It’s a baffling, and what animal rights activists called, cruel, tradition that has gone back decades in Detroit.
Now some groups are suggesting alternatives.
PETA began distributing octopus-shaped squeeze balls to encourage fans to use rubber rather than real octopus.
And there’s also a suggestion that the arena should install a scanner to check fans planning to smuggle in octopus into the game.
PETA suggested fans throwing octopuses on to the ice should be fined $5,000. That’s ten times the fine the city bylaws has for throwing anything on to the field of play. Even with the ordinance, very few people are ever caught and fined. PETA wants any fans caught to be ejected for life.
But the Detroit Free Press reported that not everyone is in favour of tossing out the octopus tradition.
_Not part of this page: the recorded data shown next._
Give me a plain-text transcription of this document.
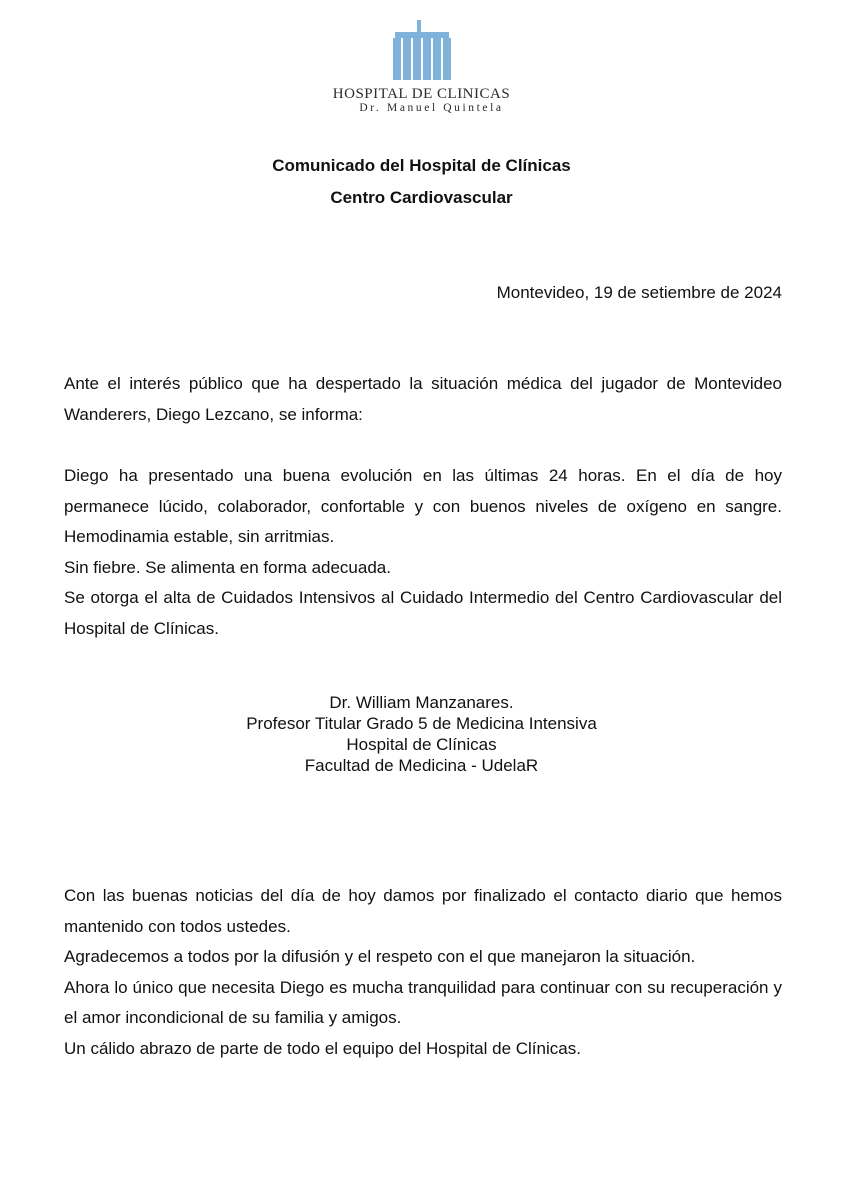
HOSPITAL DE CLINICAS
Dr. Manuel Quintela
Comunicado del Hospital de Clínicas
Centro Cardiovascular
Montevideo, 19 de setiembre de 2024

Ante el interés público que ha despertado la situación médica del jugador de Montevideo Wanderers, Diego Lezcano, se informa:

Diego ha presentado una buena evolución en las últimas 24 horas. En el día de hoy permanece lúcido, colaborador, confortable y con buenos niveles de oxígeno en sangre. Hemodinamia estable, sin arritmias.

Sin fiebre. Se alimenta en forma adecuada.

Se otorga el alta de Cuidados Intensivos al Cuidado Intermedio del Centro Cardiovascular del Hospital de Clínicas.

Dr. William Manzanares.
Profesor Titular Grado 5 de Medicina Intensiva
Hospital de Clínicas
Facultad de Medicina - UdelaR

Con las buenas noticias del día de hoy damos por finalizado el contacto diario que hemos mantenido con todos ustedes.

Agradecemos a todos por la difusión y el respeto con el que manejaron la situación.

Ahora lo único que necesita Diego es mucha tranquilidad para continuar con su recuperación y el amor incondicional de su familia y amigos.

Un cálido abrazo de parte de todo el equipo del Hospital de Clínicas.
Kevin Dean, co-owner of Superior Fish Co. in Royal Oak, long the fans’ favored source of octopuses, told the Free Press that the sea creatures aren’t endangered, and they arrive at his store frozen and thoroughly “passed away” from the western Pacific Ocean, where they are plentiful.
Tossing an octopus on the ice at key games has been a tradition with the Red Wings since it was begun by a couple of brothers with a store in Eastern Market — who famously chose the eight-armed octopus to symbolize eight NHL playoff games.